Sweden plays down cell phone risk

Swedish scientists say mobile phones do not pose a health risk, though a government report wants more research and information made more readily available.

    No risk is known as yet, but more evidence may turn up

    The government commissioned report revealed on Monday that cell phones cannot be linked to certain types of cancer or damage to the blood-brain-barrier - which protects against toxins circulating in blood vessels.

    The investigation was carried out by the Swedish Radiation Protection Authority (SSI) in cooperation with several other government agencies and research groups.

    More work needed

    However the report did point out that researchers have not been working on the issue for long and new evidence could still surface.

    "More research is needed to address long-term exposure, as well as diseases other than those included in the ongoing case-control studies," SSI stated in the report.

    "Given the increase of new technologies, it is essential to follow various possible health effects from the very beginning, particularly since such effects may be detected only after a long duration, due to the prolonged latency period of many chronic diseases."

    Study suggestions

    Due to the uncertainty and the public concern surrounding the issue of cell phone radiation, SSI suggested that the Swedish government cooperate with industry players.

    "More research is needed to address long-term exposure, as well as diseases other than those included in the ongoing case-control studies"

    Swedish Radiation Protection Authority report

    The two main suggestions were to launch a public awareness campaign on possible risks linked to cell phone use, and on how people can protect themselves against them.

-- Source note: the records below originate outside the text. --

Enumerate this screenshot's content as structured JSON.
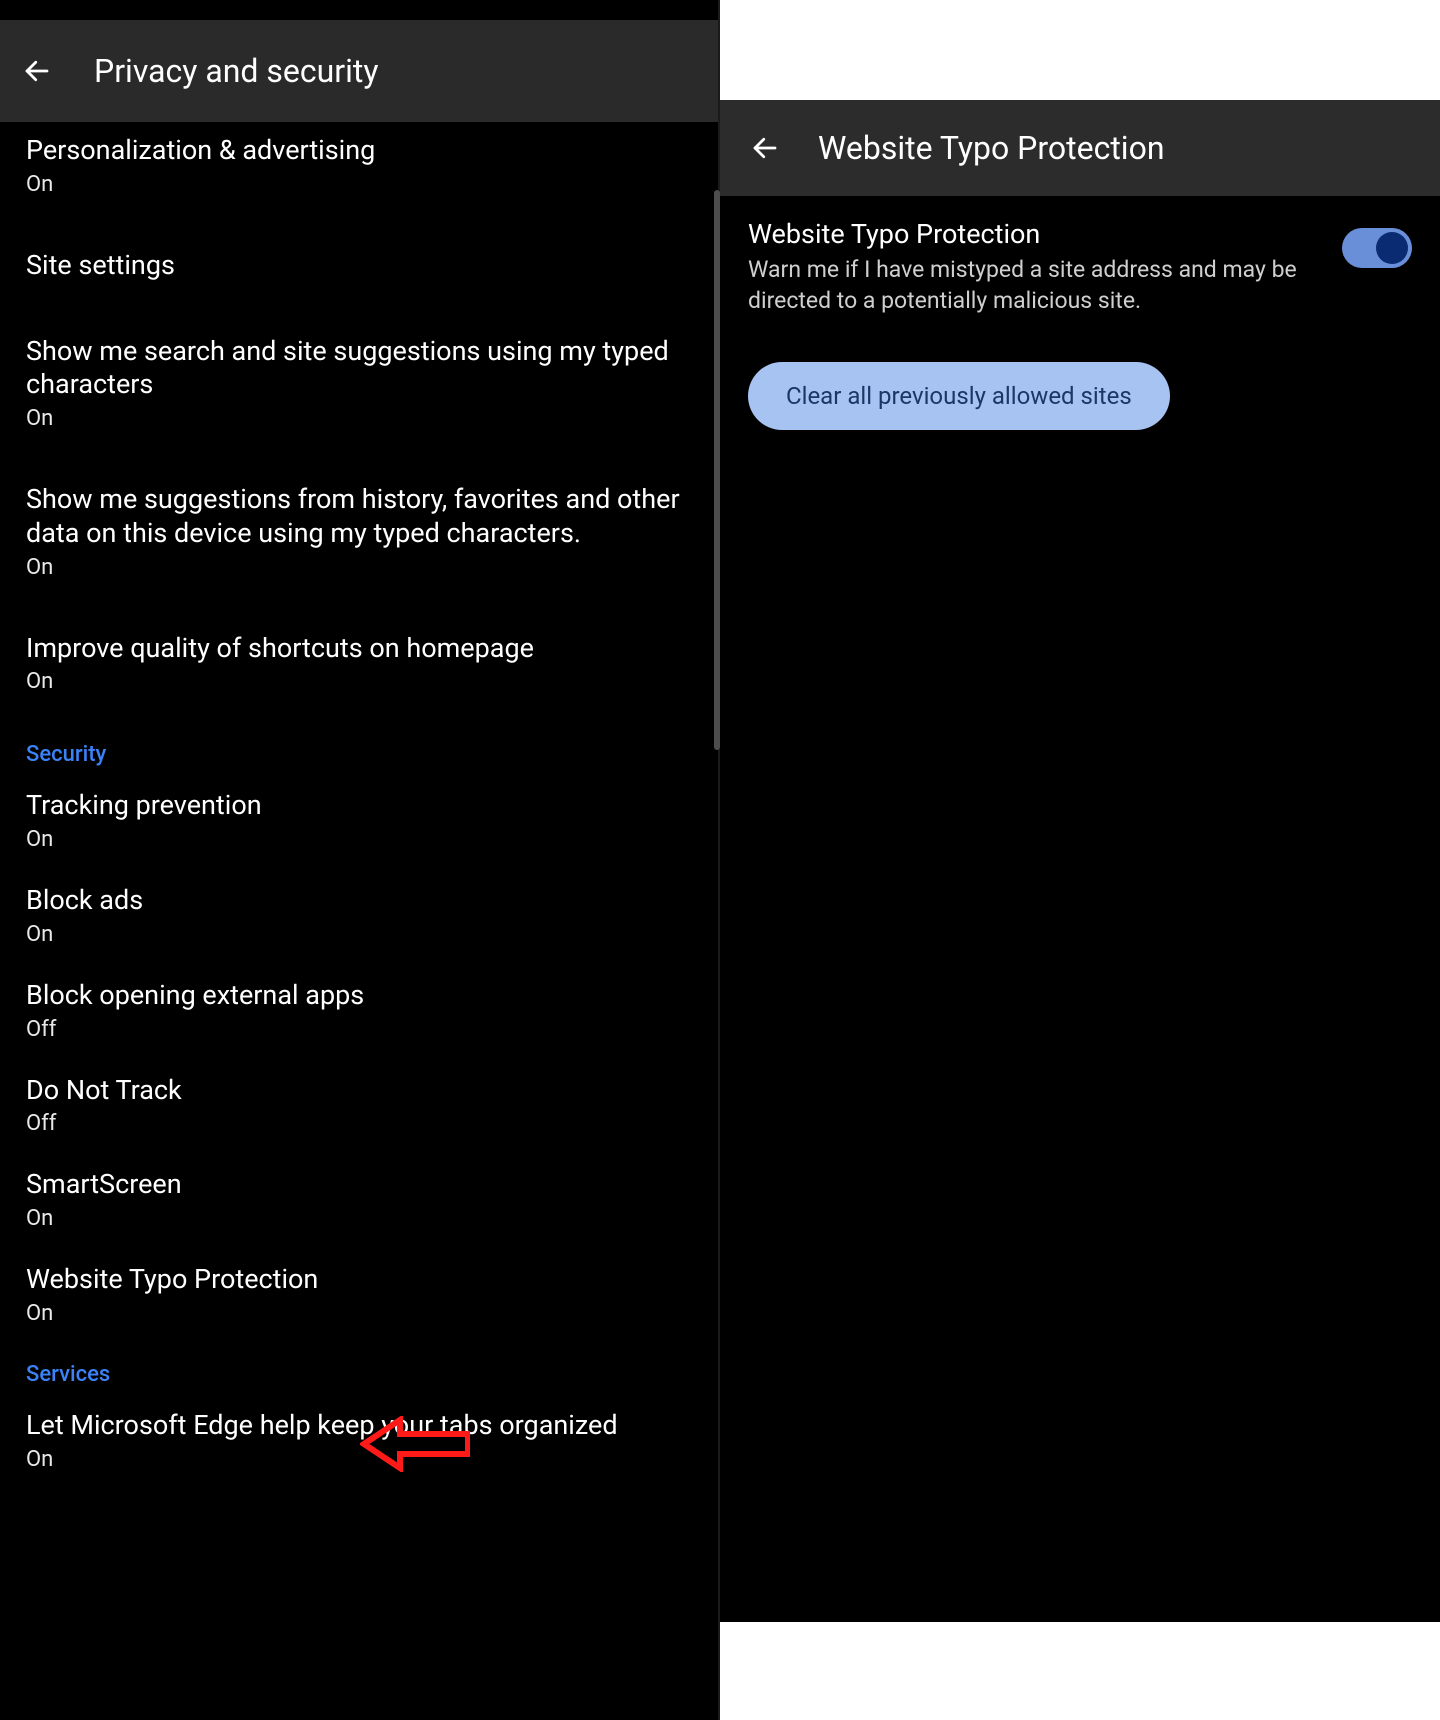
{
  "left": {
    "header_title": "Privacy and security",
    "items": [
      {
        "title": "Personalization & advertising",
        "sub": "On",
        "clipped": true
      },
      {
        "title": "Site settings",
        "sub": null
      },
      {
        "title": "Show me search and site suggestions using my typed characters",
        "sub": "On"
      },
      {
        "title": "Show me suggestions from history, favorites and other data on this device using my typed characters.",
        "sub": "On"
      },
      {
        "title": "Improve quality of shortcuts on homepage",
        "sub": "On"
      }
    ],
    "section_security": "Security",
    "security_items": [
      {
        "title": "Tracking prevention",
        "sub": "On"
      },
      {
        "title": "Block ads",
        "sub": "On"
      },
      {
        "title": "Block opening external apps",
        "sub": "Off"
      },
      {
        "title": "Do Not Track",
        "sub": "Off"
      },
      {
        "title": "SmartScreen",
        "sub": "On"
      },
      {
        "title": "Website Typo Protection",
        "sub": "On"
      }
    ],
    "section_services": "Services",
    "services_items": [
      {
        "title": "Let Microsoft Edge help keep your tabs organized",
        "sub": "On"
      }
    ]
  },
  "right": {
    "header_title": "Website Typo Protection",
    "toggle_title": "Website Typo Protection",
    "toggle_desc": "Warn me if I have mistyped a site address and may be directed to a potentially malicious site.",
    "toggle_on": true,
    "clear_button": "Clear all previously allowed sites"
  }
}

    One of the first things the industry should do, the report states, is push the use of so-called "hands free" equipment, which greatly reduces exposure to cell phone radiation.

    Transmission tower concerns

    The SSI report also addressed radiation from mobile transmission towers, which has recently been the subject of concern in many countries around the world.

    "A person who is talking on a cell phone is exposed to substantially stronger radio signals from their own radio signals than from the transmitter tower.

    "While these transmission towers do expel stronger radio signals than cell phones, they are situated further away from the user," the report concluded.